Part of the magic trick will involve cutting costs. That’s hard to see play out in real time, except when we get flare-ups like YouTube’s fight with Warner Music Group (WMG) over new contract terms. The other part of the abracadabra–selling more ads on more videos, particularly “viral” hits–is easier to spot, particularly because YouTube keeps pointing it out.
For instance: Yesterday’s announcement that the site would start attaching ads to many more popular videos submitted by users and share the proceeds with the uploaders.
YouTube was typically vague about how the plan will work, but the most telling news is that it thinks it can increase the number of “partners” it shares ad revenue with from “thousands” to “tens of thousands.”
Translation: All those skateboarding dog videos you make fun of? We’re going to turn them into money machines. Just watch!
I’m going to make an educated guess and posit that for all the effort YouTube has made to “monetize”–I hate that word, but what can you do?–its gazillions of videos, its most important revenue generator is still its homepage. YouTube’s competitors think a one-day “takeover” there may cost an advertiser as much as $500,000.
There’s not a whole lot of upside left for YouTube in the homepage, though. It’s the gateway to the world’s biggest video site, and the second-biggest search engine, and you either want to advertise on it or you don’t.
But the rest of site remains a big opportunity.
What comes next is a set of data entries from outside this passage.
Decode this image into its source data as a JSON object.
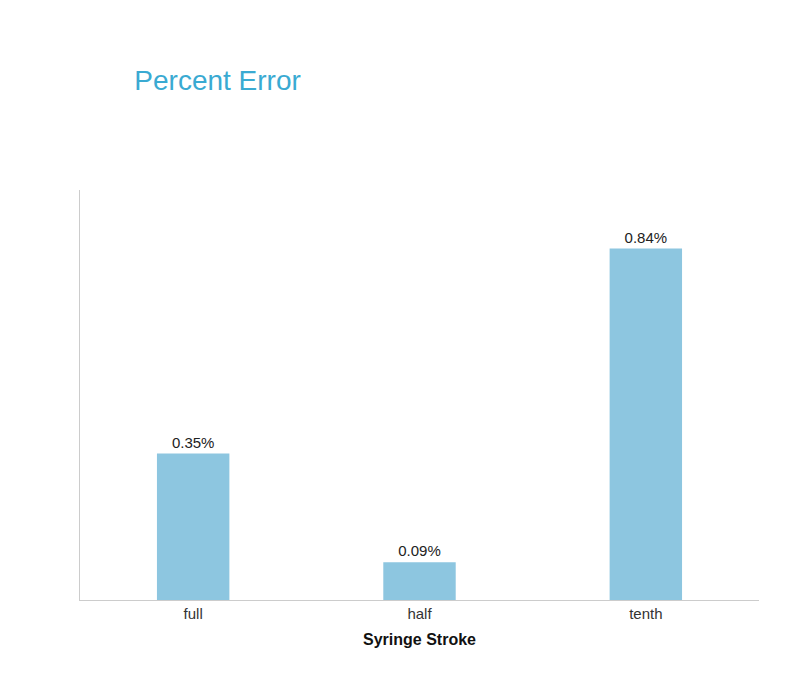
{
  "chart_data": {
    "type": "bar",
    "title": "Percent Error",
    "xlabel": "Syringe Stroke",
    "categories": [
      "full",
      "half",
      "tenth"
    ],
    "values": [
      0.35,
      0.09,
      0.84
    ],
    "value_labels": [
      "0.35%",
      "0.09%",
      "0.84%"
    ],
    "color": "#8DC6E0",
    "ylim": [
      0,
      0.98
    ],
    "yticks": [],
    "grid": false,
    "data_labels": true,
    "tick_labels": "x"
  }
}
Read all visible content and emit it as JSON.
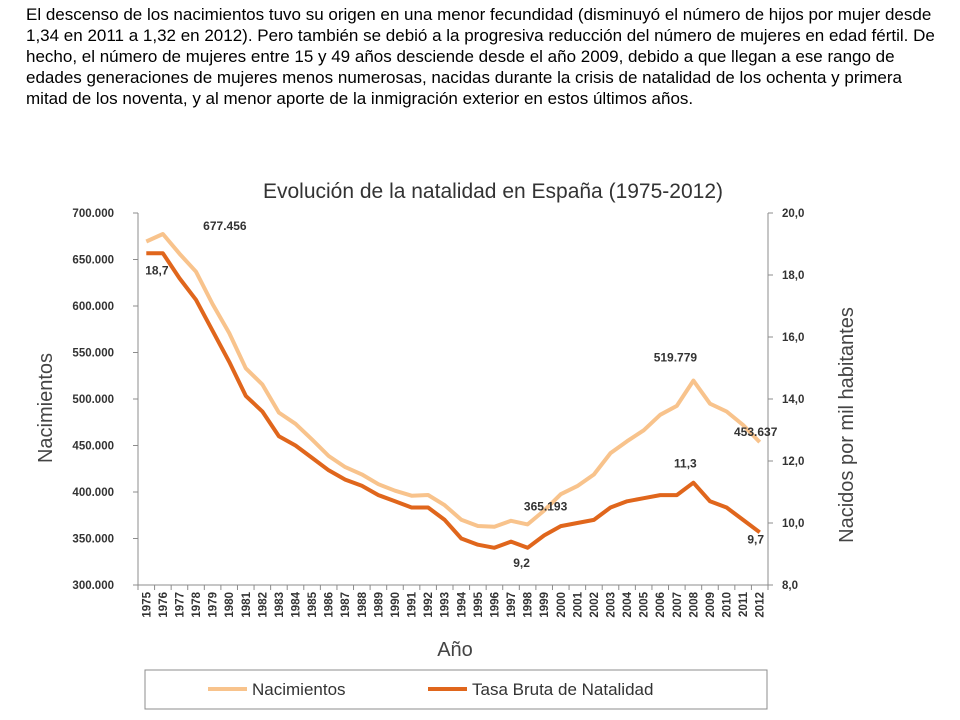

YouTube can keep chasing splashy “premium content” deals like the ones it has struck with Sony (SNE), Disney (DIS) and Time Warner (TWX). And at the same time, it can try selling more of the “long tail”–basically, everything that isn’t “premium.”
YouTube’s long-tail efforts sometimes get ignored, especially when the site is compared to Hulu and its array of TV shows and movies. But YouTube executives have insisted for a while that long-tail videos will play a big role in the site’s future, and the new move underscores that.
“I think they are working [the long tail] hard but are not articulating it well,” the head of a competing Web video company told me earlier this month. “It may be because they are worried about how advertisers and agencies will view them, but it may also be that they are not revealing it all until it’s farther along.” Yesterday, YouTube gave us another peek.